Extended Data Fig. 5: Comprehensive assessment of reconstruction skill, performed on separate calibration and validation intervals.
From: Forced changes in the Pacific Walker circulation over the past millennium

ΔSLP reconstruction ensemble members trained on a 1951–2000 calibration interval and assessed against instrumental ΔSLP in an independent (1900–1950) interval. These scores provide a minimum independent estimate of reconstruction skill; in reality, skill is probably higher, as we used a longer calibration interval. a,b, Violin-and-box plots (‘voxplots’) summarizing ΔSLP reconstruction skill in terms of correlation coefficient (r), RMSE and RE (ref. 132).
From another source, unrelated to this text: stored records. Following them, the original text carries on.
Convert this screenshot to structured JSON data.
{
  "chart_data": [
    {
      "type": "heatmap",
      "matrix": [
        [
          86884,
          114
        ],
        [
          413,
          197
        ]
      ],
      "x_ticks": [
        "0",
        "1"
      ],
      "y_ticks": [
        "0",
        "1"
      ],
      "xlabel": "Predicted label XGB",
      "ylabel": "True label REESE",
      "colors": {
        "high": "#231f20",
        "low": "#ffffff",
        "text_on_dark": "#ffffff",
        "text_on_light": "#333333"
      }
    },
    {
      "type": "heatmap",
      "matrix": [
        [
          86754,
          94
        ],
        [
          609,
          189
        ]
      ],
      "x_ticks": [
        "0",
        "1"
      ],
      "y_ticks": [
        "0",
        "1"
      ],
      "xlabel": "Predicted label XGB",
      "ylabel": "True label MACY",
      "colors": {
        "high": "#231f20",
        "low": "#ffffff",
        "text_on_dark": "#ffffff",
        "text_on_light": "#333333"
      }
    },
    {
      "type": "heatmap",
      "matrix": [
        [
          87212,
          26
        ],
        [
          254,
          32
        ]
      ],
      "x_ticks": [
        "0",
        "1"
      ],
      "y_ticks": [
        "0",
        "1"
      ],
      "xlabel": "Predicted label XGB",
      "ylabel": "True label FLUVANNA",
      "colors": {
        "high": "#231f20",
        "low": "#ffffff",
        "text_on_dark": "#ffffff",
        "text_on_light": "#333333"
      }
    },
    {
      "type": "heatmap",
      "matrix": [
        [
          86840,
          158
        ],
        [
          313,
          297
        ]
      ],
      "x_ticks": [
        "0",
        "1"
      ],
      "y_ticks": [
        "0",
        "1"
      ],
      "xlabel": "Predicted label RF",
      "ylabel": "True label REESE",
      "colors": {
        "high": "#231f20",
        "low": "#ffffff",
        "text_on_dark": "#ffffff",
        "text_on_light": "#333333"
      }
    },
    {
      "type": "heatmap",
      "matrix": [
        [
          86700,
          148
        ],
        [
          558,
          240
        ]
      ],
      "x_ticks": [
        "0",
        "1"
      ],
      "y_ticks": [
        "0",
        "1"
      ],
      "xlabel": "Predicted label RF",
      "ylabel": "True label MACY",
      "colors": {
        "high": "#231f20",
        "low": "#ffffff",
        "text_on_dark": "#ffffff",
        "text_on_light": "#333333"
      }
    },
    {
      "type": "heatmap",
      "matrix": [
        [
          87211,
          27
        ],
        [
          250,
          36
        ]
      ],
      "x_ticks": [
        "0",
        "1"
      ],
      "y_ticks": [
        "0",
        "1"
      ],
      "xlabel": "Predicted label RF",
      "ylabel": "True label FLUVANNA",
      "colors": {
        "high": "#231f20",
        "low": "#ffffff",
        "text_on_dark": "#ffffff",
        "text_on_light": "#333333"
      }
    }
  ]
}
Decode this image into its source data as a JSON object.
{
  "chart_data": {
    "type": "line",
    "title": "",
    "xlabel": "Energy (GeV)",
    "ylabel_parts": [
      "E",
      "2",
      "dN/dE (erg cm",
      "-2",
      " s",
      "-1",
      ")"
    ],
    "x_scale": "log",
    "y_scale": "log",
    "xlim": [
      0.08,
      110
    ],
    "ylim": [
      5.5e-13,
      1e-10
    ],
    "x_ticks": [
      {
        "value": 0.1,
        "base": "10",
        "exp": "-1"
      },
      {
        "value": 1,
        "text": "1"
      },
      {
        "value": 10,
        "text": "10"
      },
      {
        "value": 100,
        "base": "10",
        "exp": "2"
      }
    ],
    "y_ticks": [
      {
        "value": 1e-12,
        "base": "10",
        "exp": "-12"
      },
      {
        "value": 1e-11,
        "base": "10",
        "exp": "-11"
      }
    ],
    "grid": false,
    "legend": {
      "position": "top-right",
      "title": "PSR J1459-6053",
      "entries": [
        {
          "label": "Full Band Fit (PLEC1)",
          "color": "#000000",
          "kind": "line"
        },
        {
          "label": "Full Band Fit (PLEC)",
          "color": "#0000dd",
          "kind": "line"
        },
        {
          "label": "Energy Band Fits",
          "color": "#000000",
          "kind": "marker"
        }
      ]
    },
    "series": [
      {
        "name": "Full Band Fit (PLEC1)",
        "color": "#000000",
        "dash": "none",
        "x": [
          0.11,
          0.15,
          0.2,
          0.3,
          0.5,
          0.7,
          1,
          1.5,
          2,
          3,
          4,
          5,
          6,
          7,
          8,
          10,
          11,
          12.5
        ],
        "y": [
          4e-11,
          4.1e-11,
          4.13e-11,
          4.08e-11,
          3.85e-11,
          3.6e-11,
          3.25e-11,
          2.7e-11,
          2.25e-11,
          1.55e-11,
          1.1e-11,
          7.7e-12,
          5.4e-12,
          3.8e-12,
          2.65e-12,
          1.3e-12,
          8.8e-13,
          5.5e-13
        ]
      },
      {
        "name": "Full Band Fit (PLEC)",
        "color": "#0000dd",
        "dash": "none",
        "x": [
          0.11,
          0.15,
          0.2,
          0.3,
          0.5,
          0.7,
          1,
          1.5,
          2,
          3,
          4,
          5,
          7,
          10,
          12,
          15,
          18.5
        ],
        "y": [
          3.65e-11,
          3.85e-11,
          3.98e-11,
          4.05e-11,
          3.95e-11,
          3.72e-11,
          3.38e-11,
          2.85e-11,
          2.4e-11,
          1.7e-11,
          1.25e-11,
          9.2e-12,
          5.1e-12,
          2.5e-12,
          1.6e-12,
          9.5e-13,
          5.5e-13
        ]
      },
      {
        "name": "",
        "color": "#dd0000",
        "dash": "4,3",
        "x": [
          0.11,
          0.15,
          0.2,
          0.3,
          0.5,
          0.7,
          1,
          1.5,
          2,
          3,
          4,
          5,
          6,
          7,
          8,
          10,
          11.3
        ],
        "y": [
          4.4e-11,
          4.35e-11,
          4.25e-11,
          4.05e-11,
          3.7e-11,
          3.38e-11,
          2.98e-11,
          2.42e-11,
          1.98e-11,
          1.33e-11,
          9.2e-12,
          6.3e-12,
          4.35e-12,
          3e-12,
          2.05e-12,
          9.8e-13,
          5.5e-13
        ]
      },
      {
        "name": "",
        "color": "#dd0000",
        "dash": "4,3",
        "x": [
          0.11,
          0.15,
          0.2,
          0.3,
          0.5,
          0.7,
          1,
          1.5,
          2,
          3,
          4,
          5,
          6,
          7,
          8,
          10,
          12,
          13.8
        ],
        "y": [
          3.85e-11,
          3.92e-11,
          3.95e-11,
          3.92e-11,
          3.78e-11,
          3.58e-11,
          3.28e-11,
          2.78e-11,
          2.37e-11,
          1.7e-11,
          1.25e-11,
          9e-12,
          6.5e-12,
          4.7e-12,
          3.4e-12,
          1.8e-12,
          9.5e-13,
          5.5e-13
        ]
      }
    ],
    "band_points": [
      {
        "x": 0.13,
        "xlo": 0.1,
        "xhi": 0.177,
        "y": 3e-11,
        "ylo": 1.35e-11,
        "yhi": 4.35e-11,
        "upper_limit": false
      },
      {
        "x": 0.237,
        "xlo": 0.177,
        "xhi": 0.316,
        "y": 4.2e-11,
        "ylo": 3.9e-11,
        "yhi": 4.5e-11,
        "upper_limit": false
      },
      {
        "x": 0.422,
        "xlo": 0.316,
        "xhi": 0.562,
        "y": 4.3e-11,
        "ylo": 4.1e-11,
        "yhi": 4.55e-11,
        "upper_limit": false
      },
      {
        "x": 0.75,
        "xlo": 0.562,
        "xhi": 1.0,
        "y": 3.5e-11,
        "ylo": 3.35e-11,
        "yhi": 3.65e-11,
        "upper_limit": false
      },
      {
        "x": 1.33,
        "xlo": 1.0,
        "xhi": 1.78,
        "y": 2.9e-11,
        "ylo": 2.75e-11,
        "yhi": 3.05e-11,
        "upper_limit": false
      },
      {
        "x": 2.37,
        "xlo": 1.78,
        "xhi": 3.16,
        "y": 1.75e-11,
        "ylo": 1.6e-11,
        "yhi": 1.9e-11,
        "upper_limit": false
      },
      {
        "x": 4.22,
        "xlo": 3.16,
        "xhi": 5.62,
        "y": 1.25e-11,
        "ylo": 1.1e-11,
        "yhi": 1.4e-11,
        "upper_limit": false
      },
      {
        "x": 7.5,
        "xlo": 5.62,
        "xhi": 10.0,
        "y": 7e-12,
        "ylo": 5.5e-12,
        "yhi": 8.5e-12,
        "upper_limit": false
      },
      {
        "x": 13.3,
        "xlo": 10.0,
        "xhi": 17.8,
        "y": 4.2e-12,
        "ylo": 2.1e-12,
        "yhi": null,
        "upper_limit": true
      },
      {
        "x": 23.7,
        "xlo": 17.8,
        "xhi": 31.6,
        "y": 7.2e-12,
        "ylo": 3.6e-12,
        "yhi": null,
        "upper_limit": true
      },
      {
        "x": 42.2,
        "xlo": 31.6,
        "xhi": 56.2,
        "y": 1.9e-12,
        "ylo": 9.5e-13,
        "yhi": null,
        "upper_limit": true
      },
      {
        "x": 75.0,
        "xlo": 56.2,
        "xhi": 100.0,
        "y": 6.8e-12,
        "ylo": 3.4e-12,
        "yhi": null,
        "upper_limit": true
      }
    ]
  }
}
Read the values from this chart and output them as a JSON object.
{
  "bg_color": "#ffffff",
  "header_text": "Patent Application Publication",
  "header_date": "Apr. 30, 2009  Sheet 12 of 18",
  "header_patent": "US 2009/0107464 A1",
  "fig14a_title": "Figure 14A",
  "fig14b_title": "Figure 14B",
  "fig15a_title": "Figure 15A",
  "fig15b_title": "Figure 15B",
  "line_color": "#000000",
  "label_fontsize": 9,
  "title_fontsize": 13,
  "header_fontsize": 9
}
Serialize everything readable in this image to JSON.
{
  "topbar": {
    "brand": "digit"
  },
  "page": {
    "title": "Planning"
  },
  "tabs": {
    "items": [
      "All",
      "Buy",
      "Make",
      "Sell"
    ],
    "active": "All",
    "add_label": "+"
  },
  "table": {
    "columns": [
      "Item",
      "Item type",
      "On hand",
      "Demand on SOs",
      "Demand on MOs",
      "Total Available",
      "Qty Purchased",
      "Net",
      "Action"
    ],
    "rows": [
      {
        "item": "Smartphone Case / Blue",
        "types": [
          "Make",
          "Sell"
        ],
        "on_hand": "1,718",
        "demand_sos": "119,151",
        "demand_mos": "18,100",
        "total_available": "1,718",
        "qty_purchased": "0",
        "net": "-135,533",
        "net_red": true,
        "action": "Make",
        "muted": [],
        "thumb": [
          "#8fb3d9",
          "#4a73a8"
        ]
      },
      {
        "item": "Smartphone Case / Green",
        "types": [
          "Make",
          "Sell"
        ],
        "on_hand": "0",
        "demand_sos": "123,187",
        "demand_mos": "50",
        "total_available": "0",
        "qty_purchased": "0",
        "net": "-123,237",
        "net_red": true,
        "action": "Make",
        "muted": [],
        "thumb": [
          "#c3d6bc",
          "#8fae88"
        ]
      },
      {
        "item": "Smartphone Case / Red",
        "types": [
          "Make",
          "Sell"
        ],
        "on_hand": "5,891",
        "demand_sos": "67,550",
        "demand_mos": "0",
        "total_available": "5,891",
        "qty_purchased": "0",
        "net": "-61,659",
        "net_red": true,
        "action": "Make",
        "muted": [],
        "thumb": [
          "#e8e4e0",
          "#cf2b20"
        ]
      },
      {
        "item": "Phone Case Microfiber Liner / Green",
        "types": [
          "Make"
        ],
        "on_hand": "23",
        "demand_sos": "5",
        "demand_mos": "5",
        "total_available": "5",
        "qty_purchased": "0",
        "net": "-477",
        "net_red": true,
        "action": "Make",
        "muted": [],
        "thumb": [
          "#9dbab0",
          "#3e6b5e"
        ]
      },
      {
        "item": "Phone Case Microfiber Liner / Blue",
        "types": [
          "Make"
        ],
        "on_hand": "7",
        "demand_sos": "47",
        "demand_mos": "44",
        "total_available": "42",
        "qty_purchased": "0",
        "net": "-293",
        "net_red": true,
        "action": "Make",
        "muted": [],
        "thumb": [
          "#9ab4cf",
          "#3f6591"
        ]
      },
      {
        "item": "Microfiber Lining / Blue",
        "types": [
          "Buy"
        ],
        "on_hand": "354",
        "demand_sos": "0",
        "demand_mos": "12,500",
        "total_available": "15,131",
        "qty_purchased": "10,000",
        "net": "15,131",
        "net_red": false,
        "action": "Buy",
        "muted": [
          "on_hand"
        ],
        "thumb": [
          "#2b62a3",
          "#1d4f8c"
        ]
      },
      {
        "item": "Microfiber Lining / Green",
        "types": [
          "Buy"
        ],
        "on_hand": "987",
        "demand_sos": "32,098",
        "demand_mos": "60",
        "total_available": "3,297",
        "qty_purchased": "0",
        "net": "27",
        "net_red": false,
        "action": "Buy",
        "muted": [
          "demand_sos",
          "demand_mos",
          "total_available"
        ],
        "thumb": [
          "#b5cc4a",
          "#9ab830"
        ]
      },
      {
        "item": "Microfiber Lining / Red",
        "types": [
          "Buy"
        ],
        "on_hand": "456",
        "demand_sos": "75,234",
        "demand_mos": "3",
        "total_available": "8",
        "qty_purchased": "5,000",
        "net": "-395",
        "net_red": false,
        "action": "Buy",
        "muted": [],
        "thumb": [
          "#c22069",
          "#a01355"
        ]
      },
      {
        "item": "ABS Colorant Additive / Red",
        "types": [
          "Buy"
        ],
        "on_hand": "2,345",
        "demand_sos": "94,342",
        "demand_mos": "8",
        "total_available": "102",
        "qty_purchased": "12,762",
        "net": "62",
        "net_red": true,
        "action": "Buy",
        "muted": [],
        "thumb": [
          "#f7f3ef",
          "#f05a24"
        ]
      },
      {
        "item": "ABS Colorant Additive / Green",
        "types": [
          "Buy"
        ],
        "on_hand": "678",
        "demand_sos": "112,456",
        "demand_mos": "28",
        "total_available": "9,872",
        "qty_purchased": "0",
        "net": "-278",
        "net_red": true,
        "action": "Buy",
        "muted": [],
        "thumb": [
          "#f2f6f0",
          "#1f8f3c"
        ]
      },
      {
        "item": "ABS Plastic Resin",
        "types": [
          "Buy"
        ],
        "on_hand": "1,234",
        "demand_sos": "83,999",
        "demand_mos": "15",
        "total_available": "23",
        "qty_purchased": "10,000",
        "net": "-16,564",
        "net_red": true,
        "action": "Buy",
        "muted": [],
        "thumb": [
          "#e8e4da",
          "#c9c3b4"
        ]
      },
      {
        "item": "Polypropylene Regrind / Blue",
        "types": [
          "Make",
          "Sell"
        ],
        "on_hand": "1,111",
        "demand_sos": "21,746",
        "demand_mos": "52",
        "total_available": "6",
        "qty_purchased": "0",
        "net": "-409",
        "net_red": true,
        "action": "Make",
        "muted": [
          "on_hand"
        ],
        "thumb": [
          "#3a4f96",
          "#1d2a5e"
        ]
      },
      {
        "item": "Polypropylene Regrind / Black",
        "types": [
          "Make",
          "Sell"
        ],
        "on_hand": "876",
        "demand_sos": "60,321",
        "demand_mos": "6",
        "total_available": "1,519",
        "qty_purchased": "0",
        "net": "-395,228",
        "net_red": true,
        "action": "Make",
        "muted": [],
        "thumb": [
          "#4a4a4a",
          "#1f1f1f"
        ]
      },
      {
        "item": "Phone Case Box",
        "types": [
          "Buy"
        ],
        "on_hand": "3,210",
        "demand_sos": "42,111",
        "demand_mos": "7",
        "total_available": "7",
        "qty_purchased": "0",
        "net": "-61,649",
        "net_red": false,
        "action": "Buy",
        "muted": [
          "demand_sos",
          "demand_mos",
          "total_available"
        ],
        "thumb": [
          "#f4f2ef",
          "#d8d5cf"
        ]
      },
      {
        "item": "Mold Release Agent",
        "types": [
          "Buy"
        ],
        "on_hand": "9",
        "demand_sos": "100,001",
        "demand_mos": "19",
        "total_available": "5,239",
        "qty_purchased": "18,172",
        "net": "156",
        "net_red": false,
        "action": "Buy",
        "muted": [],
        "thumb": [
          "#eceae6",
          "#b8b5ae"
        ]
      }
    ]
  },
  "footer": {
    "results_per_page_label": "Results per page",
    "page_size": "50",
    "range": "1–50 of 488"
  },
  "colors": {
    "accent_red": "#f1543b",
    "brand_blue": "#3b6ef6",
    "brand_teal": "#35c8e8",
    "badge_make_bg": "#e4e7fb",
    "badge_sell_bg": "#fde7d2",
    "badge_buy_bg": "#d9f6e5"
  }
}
All tests were performed on all 4,800 ΔSLP reconstruction ensemble members. Voxplots show the distribution of scores; boxes shows median and interquartile range (IQR), whiskers show IQR × 1.5, points show outliers. Each individual ensemble member was assessed against ΔSLP used to train that particular ensemble member, that is, ΔSLP calculated from HadSLP, ICOADS or ERA-20C. a, Skill scores split according to the gridded SLP product used to calculate the ΔSLP training data. b, Skill scores split according to the reconstruction method. c, As per a and b, but with panels showing skill scores for each temporal subset that contributed to the full reconstruction interval. This provides an estimate of the decrease in reconstruction skill back through time (as the number of available proxy records decreases; see Extended Data Figs. 1 and 2).